Predictable cost. The frequency and complexity of LLM calls can be precisely controlled -- each user request triggers a fixed 1-2 LLM calls, and token consumption is estimable.

Most commercial applications should choose this pattern. E-commerce customer service, enterprise knowledge Q&A, data analysis assistants -- the core value of these applications lies in the backend business systems and data. The LLM's role is to let users interact with these systems through natural language.

Architectural Characteristics of the Core Engine Pattern

User Input -> [LLM: Core Processing] -> Output
              ^ Optional tool assistance v

In the core engine pattern, the LLM is the primary value creator. The user requests "write a technical blog post," "refactor this code into a functional style," "design test cases for this API" -- the output quality of these tasks depends directly on the LLM's capabilities, and no deterministic code can substitute.

The characteristics of this architecture:

Quality ceiling depends on the model. The system's capability ceiling is the LLM's capability ceiling. Model upgrades can directly improve product quality, but conversely, the product's core competitiveness is tied to whichever model you chose.

Non-determinism is itself a product feature. The value of content generation lies precisely in each output being different -- if the same text were generated every time, you would not need an LLM. So the traditional "input-output consistency" testing strategy does not apply.

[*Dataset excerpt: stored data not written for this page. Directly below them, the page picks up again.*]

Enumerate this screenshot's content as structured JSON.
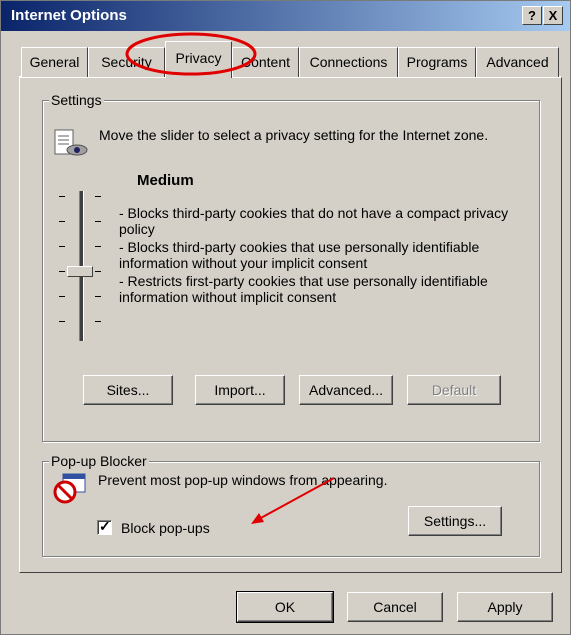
{
  "window": {
    "title": "Internet Options",
    "help_button": "?",
    "close_button": "X"
  },
  "tabs": [
    "General",
    "Security",
    "Privacy",
    "Content",
    "Connections",
    "Programs",
    "Advanced"
  ],
  "active_tab": "Privacy",
  "settings": {
    "group_label": "Settings",
    "icon": "privacy-zone-icon",
    "description": "Move the slider to select a privacy setting for the Internet zone.",
    "level": "Medium",
    "slider_level_fraction": 0.5,
    "bullets": [
      "- Blocks third-party cookies that do not have a compact privacy policy",
      "- Blocks third-party cookies that use personally identifiable information without your implicit consent",
      "- Restricts first-party cookies that use personally identifiable information without implicit consent"
    ],
    "buttons": {
      "sites": "Sites...",
      "import": "Import...",
      "advanced": "Advanced...",
      "default": "Default"
    }
  },
  "popup_blocker": {
    "group_label": "Pop-up Blocker",
    "icon": "popup-blocker-icon",
    "description": "Prevent most pop-up windows from appearing.",
    "checkbox_label": "Block pop-ups",
    "checked": true,
    "settings_button": "Settings..."
  },
  "footer": {
    "ok": "OK",
    "cancel": "Cancel",
    "apply": "Apply"
  },
  "annotations": {
    "highlight_color": "#e00000",
    "arrow_color": "#e00000"
  }
}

Cost and quality are strongly positively correlated. Longer context, more reasoning steps, more powerful models -- every lever for improving quality directly increases cost. Cost optimization may harm product quality.

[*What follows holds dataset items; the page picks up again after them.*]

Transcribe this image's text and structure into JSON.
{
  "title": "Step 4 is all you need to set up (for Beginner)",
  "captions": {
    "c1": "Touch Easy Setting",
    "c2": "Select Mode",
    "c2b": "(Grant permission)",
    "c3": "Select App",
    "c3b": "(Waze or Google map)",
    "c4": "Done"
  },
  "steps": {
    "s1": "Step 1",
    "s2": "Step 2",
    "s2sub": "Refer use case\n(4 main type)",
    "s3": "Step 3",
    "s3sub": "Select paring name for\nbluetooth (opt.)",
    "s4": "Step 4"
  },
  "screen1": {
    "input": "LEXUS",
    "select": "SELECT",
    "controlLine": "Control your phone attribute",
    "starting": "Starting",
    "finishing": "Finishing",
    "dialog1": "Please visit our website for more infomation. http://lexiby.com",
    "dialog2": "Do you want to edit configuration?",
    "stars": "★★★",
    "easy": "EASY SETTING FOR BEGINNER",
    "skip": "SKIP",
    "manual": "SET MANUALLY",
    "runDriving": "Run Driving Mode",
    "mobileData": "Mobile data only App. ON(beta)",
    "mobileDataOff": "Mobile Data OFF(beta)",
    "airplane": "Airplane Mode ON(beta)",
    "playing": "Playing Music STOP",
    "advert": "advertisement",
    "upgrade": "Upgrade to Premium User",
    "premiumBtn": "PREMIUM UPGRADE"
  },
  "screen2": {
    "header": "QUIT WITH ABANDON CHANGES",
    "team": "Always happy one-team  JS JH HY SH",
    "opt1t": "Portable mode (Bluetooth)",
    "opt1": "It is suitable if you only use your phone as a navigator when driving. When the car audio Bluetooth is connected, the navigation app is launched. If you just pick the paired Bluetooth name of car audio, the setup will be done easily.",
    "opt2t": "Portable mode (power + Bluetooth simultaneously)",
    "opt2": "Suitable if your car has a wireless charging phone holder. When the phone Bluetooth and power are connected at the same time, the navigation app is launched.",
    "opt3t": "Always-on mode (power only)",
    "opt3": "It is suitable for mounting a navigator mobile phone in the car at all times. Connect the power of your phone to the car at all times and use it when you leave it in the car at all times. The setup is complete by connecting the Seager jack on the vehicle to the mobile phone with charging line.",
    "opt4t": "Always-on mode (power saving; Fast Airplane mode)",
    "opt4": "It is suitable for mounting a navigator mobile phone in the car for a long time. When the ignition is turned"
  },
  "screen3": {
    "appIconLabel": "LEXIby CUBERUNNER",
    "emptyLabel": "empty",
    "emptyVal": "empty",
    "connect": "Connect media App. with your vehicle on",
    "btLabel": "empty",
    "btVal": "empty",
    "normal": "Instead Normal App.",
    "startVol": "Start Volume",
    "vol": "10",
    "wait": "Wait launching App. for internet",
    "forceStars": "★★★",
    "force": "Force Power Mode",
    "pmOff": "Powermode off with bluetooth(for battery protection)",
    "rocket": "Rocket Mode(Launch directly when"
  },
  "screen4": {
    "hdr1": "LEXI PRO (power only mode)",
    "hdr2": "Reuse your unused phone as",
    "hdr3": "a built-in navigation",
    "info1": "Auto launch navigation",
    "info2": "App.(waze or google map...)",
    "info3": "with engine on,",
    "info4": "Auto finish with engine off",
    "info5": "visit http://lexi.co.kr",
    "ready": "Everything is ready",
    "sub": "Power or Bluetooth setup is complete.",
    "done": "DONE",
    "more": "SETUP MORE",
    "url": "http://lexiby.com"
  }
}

Mixed Patterns and Boundary Judgment

Real systems are typically a mix of both patterns. The key is making the correct positioning judgment for each component.

python
# Mixed pattern example: intelligent customer service system

# Glue layer: intent classification (LLM could be replaced by rules)
intent = classify_intent(user_message)  # LLM call

# Deterministic logic: business processing
if intent == "check_order":
    result = order_service.get_status(order_id)  # Database query
elif intent == "request_refund":
    result = refund_service.initiate(order_id)   # Business workflow

# Core engine: personalized response generation (LLM irreplaceable)
response = generate_response(result, user_context)  # LLM call

Intent classification is a glue layer -- it could theoretically be replaced by a rule engine; the LLM just makes it more flexible. Business processing is deterministic logic -- it must execute precisely. Response generation is a core engine -- natural, personalized replies require the LLM's generative capability.

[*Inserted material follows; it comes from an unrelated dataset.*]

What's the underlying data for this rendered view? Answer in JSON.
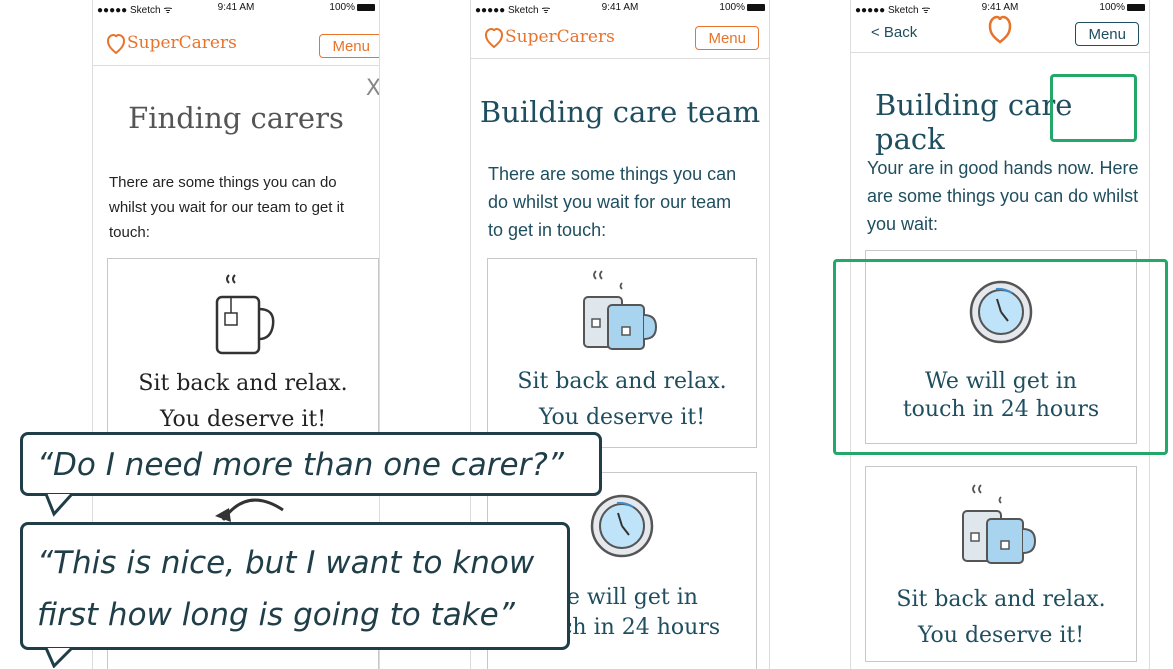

The principle for boundary judgment: anything requiring precision and consistency (computation, data queries, state changes) goes in deterministic code; anything requiring flexibility and naturalness (understanding intent, generating text, handling ambiguous input) goes to the LLM. Do not ask the LLM to do what it is bad at (precise computation), and do not ask deterministic code to do what it is bad at (understanding natural language).

Architectural Positioning Determines Testing Strategy

In the glue layer pattern, the testing focus for LLM modules is classification accuracy and parameter extraction accuracy -- run a set of inputs and check whether the LLM correctly identified the intent and extracted the parameters. This can be measured with traditional precision/recall metrics and regression-tested against labeled datasets.

In the core engine pattern, the testing focus is the statistical distribution of output quality -- whether quality across multiple outputs remains stable at an acceptable level. This requires the evaluation-as-testing methods discussed in Chapter 6.

In the mixed pattern, each component is tested according to its positioning. Deterministic parts get unit tests, glue layer parts get classification tests, core engine parts get statistical evaluation. This layered testing strategy is more efficient than end-to-end testing because it confines non-determinism to the smallest possible scope.